Before a racially integrated crowd of tens of thousands, King launched into soaring oratory about how the nation's promise of equal citizenship could unite Americans.
Wilkins said Beck "doesn't sound like a person who is a uniter." He said the political causes supported by Beck and the "tea party" movement are contrary to important parts of King's message, including the crusade against poverty and social inequality.
"This is a gimmick to get a lot of headlines," Wilkins said. "That's not the spirit that I saw some 40 years ago."
Other critics of the rally include Marc Morial, president of the National Urban League, who has called Beck's choice of day and place for the rally "insulting." King's son, Martin Luther King III, gently disassociated his father from Beck's event in an op-ed article this week in The Washington Post. Rep. Chris Van Hollen (D-Md.), chairman of the Democratic Congressional Campaign, has described Beck's rally as "blatantly political."
Promoting the rally
Beck says the event is not about politics. No elected officials are scheduled to speak. No political signs are permitted. He has sometimes described the rally as an opportunity to honor those who have served in the U.S. military.
Promoting the rally in June, he said: "As we create history together, your children will be able to say: 'I remember. I was there.' As we, as we pick up Martin Luther King's dream that has been distorted and lost and we say, 'We bought it when he first said it,' it's time to restore and to finish it."
On Thursday, on Beck's Fox show, Alveda King compared the criticism she has faced for agreeing to speak at the rally to the threats faced by her uncle and other civil rights leaders.
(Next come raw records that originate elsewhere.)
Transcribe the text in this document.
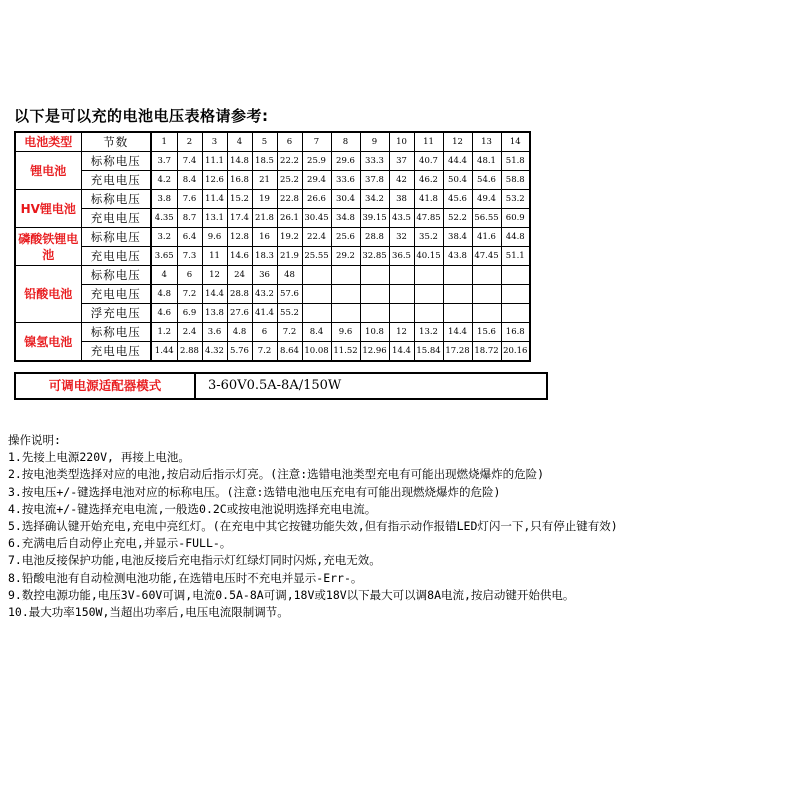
以下是可以充的电池电压表格请参考:
电池类型	节数	1	2	3	4	5	6	7	8	9	10	11	12	13	14
锂电池	标称电压	3.7	7.4	11.1	14.8	18.5	22.2	25.9	29.6	33.3	37	40.7	44.4	48.1	51.8
	充电电压	4.2	8.4	12.6	16.8	21	25.2	29.4	33.6	37.8	42	46.2	50.4	54.6	58.8
HV锂电池	标称电压	3.8	7.6	11.4	15.2	19	22.8	26.6	30.4	34.2	38	41.8	45.6	49.4	53.2
	充电电压	4.35	8.7	13.1	17.4	21.8	26.1	30.45	34.8	39.15	43.5	47.85	52.2	56.55	60.9
磷酸铁锂电池	标称电压	3.2	6.4	9.6	12.8	16	19.2	22.4	25.6	28.8	32	35.2	38.4	41.6	44.8
	充电电压	3.65	7.3	11	14.6	18.3	21.9	25.55	29.2	32.85	36.5	40.15	43.8	47.45	51.1
铅酸电池	标称电压	4	6	12	24	36	48								
	充电电压	4.8	7.2	14.4	28.8	43.2	57.6								
	浮充电压	4.6	6.9	13.8	27.6	41.4	55.2								
镍氢电池	标称电压	1.2	2.4	3.6	4.8	6	7.2	8.4	9.6	10.8	12	13.2	14.4	15.6	16.8
	充电电压	1.44	2.88	4.32	5.76	7.2	8.64	10.08	11.52	12.96	14.4	15.84	17.28	18.72	20.16
可调电源适配器模式	3-60V0.5A-8A/150W
操作说明:
1.先接上电源220V, 再接上电池。
2.按电池类型选择对应的电池,按启动后指示灯亮。(注意:选错电池类型充电有可能出现燃烧爆炸的危险)
3.按电压+/-键选择电池对应的标称电压。(注意:选错电池电压充电有可能出现燃烧爆炸的危险)
4.按电流+/-键选择充电电流,一般选0.2C或按电池说明选择充电电流。
5.选择确认键开始充电,充电中亮红灯。(在充电中其它按键功能失效,但有指示动作报错LED灯闪一下,只有停止键有效)
6.充满电后自动停止充电,并显示-FULL-。
7.电池反接保护功能,电池反接后充电指示灯红绿灯同时闪烁,充电无效。
8.铅酸电池有自动检测电池功能,在选错电压时不充电并显示-Err-。
9.数控电源功能,电压3V-60V可调,电流0.5A-8A可调,18V或18V以下最大可以调8A电流,按启动键开始供电。
10.最大功率150W,当超出功率后,电压电流限制调节。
"We have to have courage. We have to be prepared," Alveda said. "I say to the naysayer, to the critics who say, 'Alveda King has no right; she is hijacking the dream,' I have the dream in my genes."
Beck replied: "Doesn't everybody have the right to dream?"
Carson and another historian said Beck's claim to the mantle of the civil rights movement stems from a simplification of the causes for which King fought. Although King is best remembered for the struggle for racial justice, they said, he also fought for social justice and was deeply critical of many aspects of American society, particularly of the nation's treatment of poor people. (In one recent show, Beck warned his viewers to run from churches that promoted "social justice," which he likens to socialism.)